Mirisnya proyek ini selalu melibatkan investor yang sudah tidak asing lagi, mereka para oligarki perkebunan. Kita dapat lihat "Sembilan tahun setelah peluncuran, proyek "MIFEE" hampir tidak menghasilkan pangan atau energi.

Hal ini mulai tercium aroma oligarki menggunakan kesempatan, pembukaan lahan yg telah dilakukan oleh negara, ketidak berhasilannya menjadi peluang mengubahn menjadi perkebunan sawit atau akasia untuk industri ekspor lainnya.

Tidak beda jauh dengan pemerintahan sebelumnya, pada Juni 2024 presiden Indonesia ke-7 Joko Widodo mengumumkan food estate tidak akan dibiayai APBN lagi, namun melibatkan investor, seperti halnya proyek MIFEE pada pemerintahan  presiden ke-6.

Islam Menjaga Masyarakat dari berbagai Kerusakan

Berbeda dengan pembangunan kapitalistik, Islam membangun untuk kepentingan rakyat.
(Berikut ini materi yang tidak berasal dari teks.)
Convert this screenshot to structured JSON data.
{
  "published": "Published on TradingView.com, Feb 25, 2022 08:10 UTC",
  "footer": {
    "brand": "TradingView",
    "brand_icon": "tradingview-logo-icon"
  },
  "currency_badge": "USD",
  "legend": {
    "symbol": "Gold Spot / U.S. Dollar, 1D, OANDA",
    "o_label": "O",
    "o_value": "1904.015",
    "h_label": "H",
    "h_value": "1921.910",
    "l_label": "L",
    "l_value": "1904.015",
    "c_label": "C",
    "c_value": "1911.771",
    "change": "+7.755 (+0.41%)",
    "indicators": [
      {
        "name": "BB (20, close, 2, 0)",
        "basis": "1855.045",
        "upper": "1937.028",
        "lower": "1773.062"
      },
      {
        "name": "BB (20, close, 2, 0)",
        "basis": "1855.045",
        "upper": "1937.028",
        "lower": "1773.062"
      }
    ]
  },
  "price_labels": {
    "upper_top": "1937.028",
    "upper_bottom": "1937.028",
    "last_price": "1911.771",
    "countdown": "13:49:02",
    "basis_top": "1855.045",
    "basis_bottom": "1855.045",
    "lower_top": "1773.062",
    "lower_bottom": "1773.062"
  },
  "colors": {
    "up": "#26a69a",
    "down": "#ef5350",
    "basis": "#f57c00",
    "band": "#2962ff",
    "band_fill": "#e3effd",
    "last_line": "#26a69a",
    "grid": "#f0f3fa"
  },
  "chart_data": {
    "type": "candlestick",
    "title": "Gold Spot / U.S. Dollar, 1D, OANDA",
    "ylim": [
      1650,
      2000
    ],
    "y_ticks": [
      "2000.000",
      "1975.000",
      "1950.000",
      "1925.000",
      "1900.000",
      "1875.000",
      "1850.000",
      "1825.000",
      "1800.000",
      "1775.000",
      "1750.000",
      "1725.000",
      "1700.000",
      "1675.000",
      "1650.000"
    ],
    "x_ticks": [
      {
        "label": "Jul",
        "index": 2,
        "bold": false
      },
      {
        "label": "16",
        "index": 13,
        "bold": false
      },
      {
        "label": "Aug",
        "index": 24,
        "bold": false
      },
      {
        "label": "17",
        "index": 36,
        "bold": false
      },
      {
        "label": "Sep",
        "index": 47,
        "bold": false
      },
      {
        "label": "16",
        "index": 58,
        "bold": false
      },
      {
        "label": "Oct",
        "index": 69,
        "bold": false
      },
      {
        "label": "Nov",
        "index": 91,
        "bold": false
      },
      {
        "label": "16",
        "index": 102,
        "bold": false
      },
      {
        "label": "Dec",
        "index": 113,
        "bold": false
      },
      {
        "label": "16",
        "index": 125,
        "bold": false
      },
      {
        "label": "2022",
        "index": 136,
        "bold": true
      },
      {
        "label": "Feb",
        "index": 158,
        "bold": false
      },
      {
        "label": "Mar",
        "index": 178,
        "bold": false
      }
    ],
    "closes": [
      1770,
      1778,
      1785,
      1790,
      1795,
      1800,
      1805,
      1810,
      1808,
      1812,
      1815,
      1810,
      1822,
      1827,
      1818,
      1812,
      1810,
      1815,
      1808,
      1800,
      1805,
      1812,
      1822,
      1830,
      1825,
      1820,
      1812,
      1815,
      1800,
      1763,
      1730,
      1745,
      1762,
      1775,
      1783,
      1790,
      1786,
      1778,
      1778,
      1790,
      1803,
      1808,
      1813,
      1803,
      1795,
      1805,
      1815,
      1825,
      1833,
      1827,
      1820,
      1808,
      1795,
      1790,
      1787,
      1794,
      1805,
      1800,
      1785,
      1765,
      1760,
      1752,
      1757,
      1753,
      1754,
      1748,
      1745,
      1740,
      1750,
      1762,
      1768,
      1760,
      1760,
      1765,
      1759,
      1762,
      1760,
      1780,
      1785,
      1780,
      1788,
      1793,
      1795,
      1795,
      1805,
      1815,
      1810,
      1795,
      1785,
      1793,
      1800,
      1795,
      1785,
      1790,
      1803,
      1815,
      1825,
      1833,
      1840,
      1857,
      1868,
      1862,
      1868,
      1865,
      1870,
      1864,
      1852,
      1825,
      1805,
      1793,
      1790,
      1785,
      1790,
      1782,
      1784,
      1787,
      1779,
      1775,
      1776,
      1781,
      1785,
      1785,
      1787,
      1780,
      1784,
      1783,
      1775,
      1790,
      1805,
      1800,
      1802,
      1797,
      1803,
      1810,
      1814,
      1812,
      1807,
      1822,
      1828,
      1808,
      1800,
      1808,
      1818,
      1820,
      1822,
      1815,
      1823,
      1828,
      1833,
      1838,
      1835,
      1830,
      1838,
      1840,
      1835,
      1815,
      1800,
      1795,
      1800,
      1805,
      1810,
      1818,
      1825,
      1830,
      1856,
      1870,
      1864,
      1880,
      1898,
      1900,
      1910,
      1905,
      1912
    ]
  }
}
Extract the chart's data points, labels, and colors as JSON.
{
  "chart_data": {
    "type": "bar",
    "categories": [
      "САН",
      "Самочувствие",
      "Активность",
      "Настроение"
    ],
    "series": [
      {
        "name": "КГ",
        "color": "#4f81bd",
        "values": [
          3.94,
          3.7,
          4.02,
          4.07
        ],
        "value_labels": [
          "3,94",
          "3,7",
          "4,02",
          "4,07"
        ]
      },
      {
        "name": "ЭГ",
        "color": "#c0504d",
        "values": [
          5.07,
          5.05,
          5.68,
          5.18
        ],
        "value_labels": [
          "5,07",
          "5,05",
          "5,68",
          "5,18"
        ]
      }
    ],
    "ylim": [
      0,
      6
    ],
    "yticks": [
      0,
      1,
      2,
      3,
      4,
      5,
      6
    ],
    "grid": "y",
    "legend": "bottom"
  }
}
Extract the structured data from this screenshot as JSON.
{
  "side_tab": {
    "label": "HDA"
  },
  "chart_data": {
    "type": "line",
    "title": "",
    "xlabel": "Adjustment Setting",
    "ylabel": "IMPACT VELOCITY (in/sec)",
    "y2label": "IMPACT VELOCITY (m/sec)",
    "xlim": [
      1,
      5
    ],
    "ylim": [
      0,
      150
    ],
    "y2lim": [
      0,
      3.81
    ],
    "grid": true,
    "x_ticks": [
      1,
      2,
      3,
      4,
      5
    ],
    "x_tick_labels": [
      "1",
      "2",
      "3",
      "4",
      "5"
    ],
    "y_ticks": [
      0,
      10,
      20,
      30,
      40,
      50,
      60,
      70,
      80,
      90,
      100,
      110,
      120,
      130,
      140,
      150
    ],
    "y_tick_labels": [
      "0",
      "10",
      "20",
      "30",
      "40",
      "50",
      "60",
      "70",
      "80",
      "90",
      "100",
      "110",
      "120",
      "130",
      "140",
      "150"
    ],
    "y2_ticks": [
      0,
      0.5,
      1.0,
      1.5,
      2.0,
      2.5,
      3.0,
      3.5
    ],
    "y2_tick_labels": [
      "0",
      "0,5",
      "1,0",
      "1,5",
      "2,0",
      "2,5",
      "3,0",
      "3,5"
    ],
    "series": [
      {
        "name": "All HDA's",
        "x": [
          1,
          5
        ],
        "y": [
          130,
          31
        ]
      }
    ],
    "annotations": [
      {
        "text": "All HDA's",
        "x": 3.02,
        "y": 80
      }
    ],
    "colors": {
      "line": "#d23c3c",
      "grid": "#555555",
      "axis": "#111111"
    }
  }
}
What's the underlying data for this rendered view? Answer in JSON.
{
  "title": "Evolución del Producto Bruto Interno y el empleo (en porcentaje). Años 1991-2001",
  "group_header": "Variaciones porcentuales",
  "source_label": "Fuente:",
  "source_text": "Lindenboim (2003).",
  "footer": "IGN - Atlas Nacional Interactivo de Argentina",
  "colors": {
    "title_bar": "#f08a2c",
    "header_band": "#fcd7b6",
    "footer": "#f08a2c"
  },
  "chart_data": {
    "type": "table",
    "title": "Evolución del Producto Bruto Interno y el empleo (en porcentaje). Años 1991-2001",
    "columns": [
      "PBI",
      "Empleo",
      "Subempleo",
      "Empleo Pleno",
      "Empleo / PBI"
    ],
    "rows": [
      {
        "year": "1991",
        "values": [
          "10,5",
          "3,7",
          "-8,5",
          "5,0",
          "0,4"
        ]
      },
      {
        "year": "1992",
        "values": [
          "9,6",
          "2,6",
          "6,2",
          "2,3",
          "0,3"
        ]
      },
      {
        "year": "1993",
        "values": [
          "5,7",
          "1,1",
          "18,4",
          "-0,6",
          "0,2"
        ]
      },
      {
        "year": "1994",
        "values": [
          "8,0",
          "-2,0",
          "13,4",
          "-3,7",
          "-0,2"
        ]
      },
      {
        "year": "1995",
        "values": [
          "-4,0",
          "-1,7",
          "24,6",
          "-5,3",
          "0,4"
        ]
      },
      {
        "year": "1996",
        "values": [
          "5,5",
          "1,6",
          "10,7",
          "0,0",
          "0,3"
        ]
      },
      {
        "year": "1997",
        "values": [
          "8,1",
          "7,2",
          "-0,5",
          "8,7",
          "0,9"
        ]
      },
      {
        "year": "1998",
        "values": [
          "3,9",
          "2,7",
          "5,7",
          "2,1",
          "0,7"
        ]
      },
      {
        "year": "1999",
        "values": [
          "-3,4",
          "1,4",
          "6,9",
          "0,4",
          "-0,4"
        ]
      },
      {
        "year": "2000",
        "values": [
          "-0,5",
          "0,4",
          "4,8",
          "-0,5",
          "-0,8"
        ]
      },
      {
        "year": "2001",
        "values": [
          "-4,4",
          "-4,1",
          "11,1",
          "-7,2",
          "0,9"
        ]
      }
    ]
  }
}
Islam dalam pengurusan negara yang memiliki mafhum ra’awiyah (mengurus rakyat), sebagai amanah yang akan diminta pertanggungjawaban oleh Allah SWT. 

Sehingga pembangunan memperhatikan berbagai aspek termasuk kelestarian lingkungan, kestabilan kehidupan sosial, dll. Apalagi dalam penyediaan bahan pangan yang merupakan kebutuhan pokok rakyat.  Negara berupaya mewujudkan ketahanan pangan dan kedaulatan pangan. 

Islam mengatur detail seputar tanah, kepemilikannya, menghidupkan tanah mati, mengelola tanah, larangan menyewakan tanah dan lain sebagainya. Islam mendorongan untuk dapat menghidupkan tanah-tanah mati. Maka dapat kita pastikan ketersediaan pangan yang berkelanjutan, menjadi keniscayaan.

Negara Islam memiliki kemandirian dalam  membiayai pembangunan dan memiliki aturan bagaimana pemanfaatannya. Didorong untuk tidak  bergantung pada swasta atau asing. Aturan yang lahir dari sistem Islam menjadi jalan mencari keridhoan dan keberkahan dari  Allah SWT. 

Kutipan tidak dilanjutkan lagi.